Dan semua kata-kata bullshit saya yang bilang; saya mengikhlaskan mu.
Semua sakit didalam hati saya karena merasa sudah melupakan mu, padahal BELUM.

Hingga malam itu, kamu tiba lagi, masih saya ingat jelas, kamu yang mengintip didalam helm mu, kamu yang memandang saya mendekati mu.
Kamu masih sama. Saya masih sama.  
Dan menu malam itu masih sama: Kopi, Roti bakar, Pemilihan Presiden, BBM, Film, Politik, Reformasi, dan Indonesia.

... Saya Bahagia bersama mu. Selalu bahagia.
Jam 4 Pagi, selepas diskusi yang panjang, obrolan yang hangat, dan senyum yang tulus kita menutup malam itu. Kamu mengantarkan saya pulang.

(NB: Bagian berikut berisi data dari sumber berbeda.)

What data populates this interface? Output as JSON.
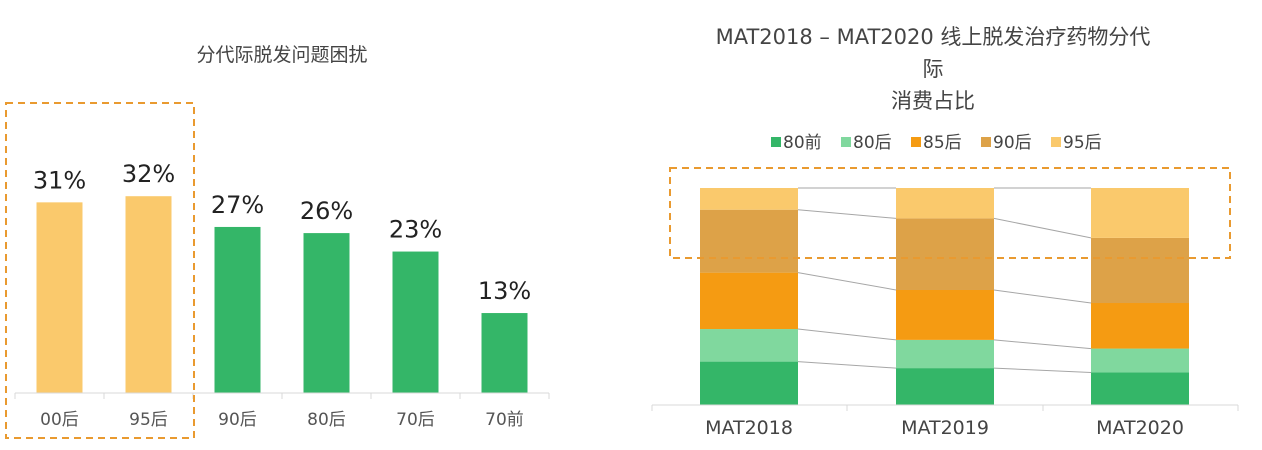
{
  "chart_data": [
    {
      "type": "bar",
      "title": "分代际脱发问题困扰",
      "categories": [
        "00后",
        "95后",
        "90后",
        "80后",
        "70后",
        "70前"
      ],
      "values": [
        31,
        32,
        27,
        26,
        23,
        13
      ],
      "value_labels": [
        "31%",
        "32%",
        "27%",
        "26%",
        "23%",
        "13%"
      ],
      "highlighted_categories": [
        "00后",
        "95后"
      ],
      "colors": {
        "highlight": "#FAC96C",
        "normal": "#34B668",
        "dashed_box": "#E99A30",
        "axis": "#D9D9D9"
      },
      "ylim": [
        0,
        40
      ]
    },
    {
      "type": "bar",
      "stacked": true,
      "percent_stacked": true,
      "title": "MAT2018 – MAT2020 线上脱发治疗药物分代际消费占比",
      "title_lines": [
        "MAT2018 – MAT2020 线上脱发治疗药物分代",
        "际",
        "消费占比"
      ],
      "categories": [
        "MAT2018",
        "MAT2019",
        "MAT2020"
      ],
      "series": [
        {
          "name": "80前",
          "color": "#34B668",
          "values": [
            20,
            17,
            15
          ]
        },
        {
          "name": "80后",
          "color": "#80D89E",
          "values": [
            15,
            13,
            11
          ]
        },
        {
          "name": "85后",
          "color": "#F59B12",
          "values": [
            26,
            23,
            21
          ]
        },
        {
          "name": "90后",
          "color": "#DDA248",
          "values": [
            29,
            33,
            30
          ]
        },
        {
          "name": "95后",
          "color": "#FAC96C",
          "values": [
            10,
            14,
            23
          ]
        }
      ],
      "legend_position": "top",
      "highlighted_series": [
        "95后",
        "90后"
      ],
      "ylim": [
        0,
        100
      ]
    }
  ]
}
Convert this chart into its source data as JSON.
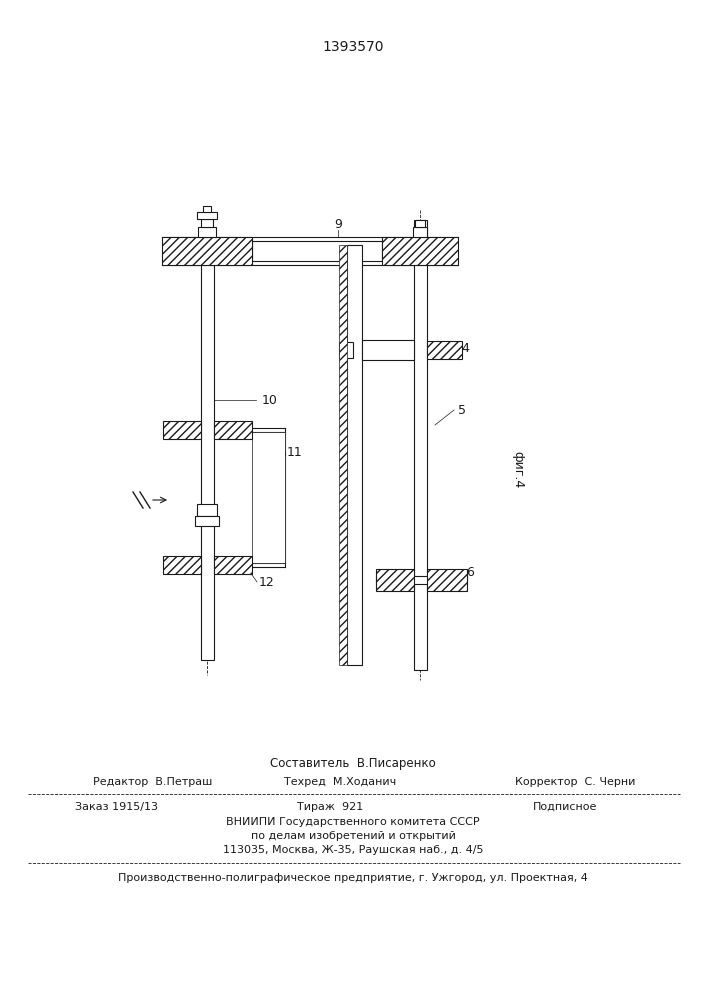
{
  "patent_number": "1393570",
  "fig_label": "фиг.4",
  "compositor": "Составитель  В.Писаренко",
  "editor": "Редактор  В.Петраш",
  "techred": "Техред  М.Ходанич",
  "corrector": "Корректор  С. Черни",
  "order": "Заказ 1915/13",
  "circulation": "Тираж  921",
  "subscription": "Подписное",
  "vniipи": "ВНИИПИ Государственного комитета СССР",
  "vniipи2": "по делам изобретений и открытий",
  "address": "113035, Москва, Ж-35, Раушская наб., д. 4/5",
  "factory": "Производственно-полиграфическое предприятие, г. Ужгород, ул. Проектная, 4",
  "bg_color": "#ffffff",
  "line_color": "#1a1a1a"
}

Saat kau sudah tidak ada lagi didepan mata saya, entah kenapa saya tidak sanggup menahan air mata saya untuk tidak mengalir.
Saya tersenyum, lalu saya menangis.

Saya menyadari banyak hal, bertahun-tahun kemarin kamu tidak pernah pergi dari dalam hati saya, saya begitu tolol membiarkan orang lain masuk kedalam hidup sementara kamu masih ada disana, dalam hati saya penuh.

Ah, padamu saya belajar banyak hal, saya tidak bisa memungkiri jika dimalam itu saya merasa menememukan lagi senyum saya yang paling tulus, di malam itu saya merasa bahwa saya masih sama seperti enam tahun yang lalu. Dan juga perasaan saya, tapi saya pun tersadar bahwa kadang ada orang yang datang didalam hidup kita tak selamanya ada disamping kita, dan kadang apa yang kita inginkan belum tentu akan kita miliki

Saya sombong bertahun-tahun kemarin, sombong dengan menjadikan mu pelarian untuk semua kesalahan saya, saya begitu angkuh mengakui bahwa saya hanya butuh kamu. Saya terlalu rapuh untuk mengakui bahwa saya tidak ingin melepaskan mu.

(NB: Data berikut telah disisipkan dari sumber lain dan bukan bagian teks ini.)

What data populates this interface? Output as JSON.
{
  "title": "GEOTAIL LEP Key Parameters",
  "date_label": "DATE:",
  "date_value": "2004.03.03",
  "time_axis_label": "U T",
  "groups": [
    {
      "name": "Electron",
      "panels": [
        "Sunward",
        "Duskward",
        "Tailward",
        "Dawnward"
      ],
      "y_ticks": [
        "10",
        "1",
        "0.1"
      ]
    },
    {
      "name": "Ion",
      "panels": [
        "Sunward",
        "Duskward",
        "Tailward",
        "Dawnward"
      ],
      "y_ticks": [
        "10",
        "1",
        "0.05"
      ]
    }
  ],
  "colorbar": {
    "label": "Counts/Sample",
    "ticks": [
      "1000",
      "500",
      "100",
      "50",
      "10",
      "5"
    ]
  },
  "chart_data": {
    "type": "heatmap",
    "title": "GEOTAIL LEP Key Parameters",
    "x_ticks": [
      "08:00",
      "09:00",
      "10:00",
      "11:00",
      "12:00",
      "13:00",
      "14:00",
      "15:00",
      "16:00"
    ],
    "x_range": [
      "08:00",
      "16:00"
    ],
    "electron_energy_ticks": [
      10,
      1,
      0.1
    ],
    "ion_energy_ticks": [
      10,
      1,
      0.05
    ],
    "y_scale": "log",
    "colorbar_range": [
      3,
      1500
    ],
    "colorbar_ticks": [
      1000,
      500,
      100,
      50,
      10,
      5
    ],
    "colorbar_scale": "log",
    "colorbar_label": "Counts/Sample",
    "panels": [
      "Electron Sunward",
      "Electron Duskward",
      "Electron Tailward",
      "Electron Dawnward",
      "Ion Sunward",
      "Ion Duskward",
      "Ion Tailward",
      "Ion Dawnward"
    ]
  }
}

Saya bersembunyi. Dan saya tidak baik-baik saja.

Tapi waktu membuat saya belajar, apa yang bisa kita miliki dan tidak. Apa yang harus kita relakan, memang tak mudah tapi semua keluar, saya tidak bisa lagi bicara, malam itu saya hanya menangis.

Saya hanya menangis sambil berandai-andai, andai saya adalah perempuan yang kamu pilih, andai saya mampu berjuang lagi dan kamu akan memperjuangkan saya.
Malam itu saya pun tersadar, kamu sudah benar-benar pergi.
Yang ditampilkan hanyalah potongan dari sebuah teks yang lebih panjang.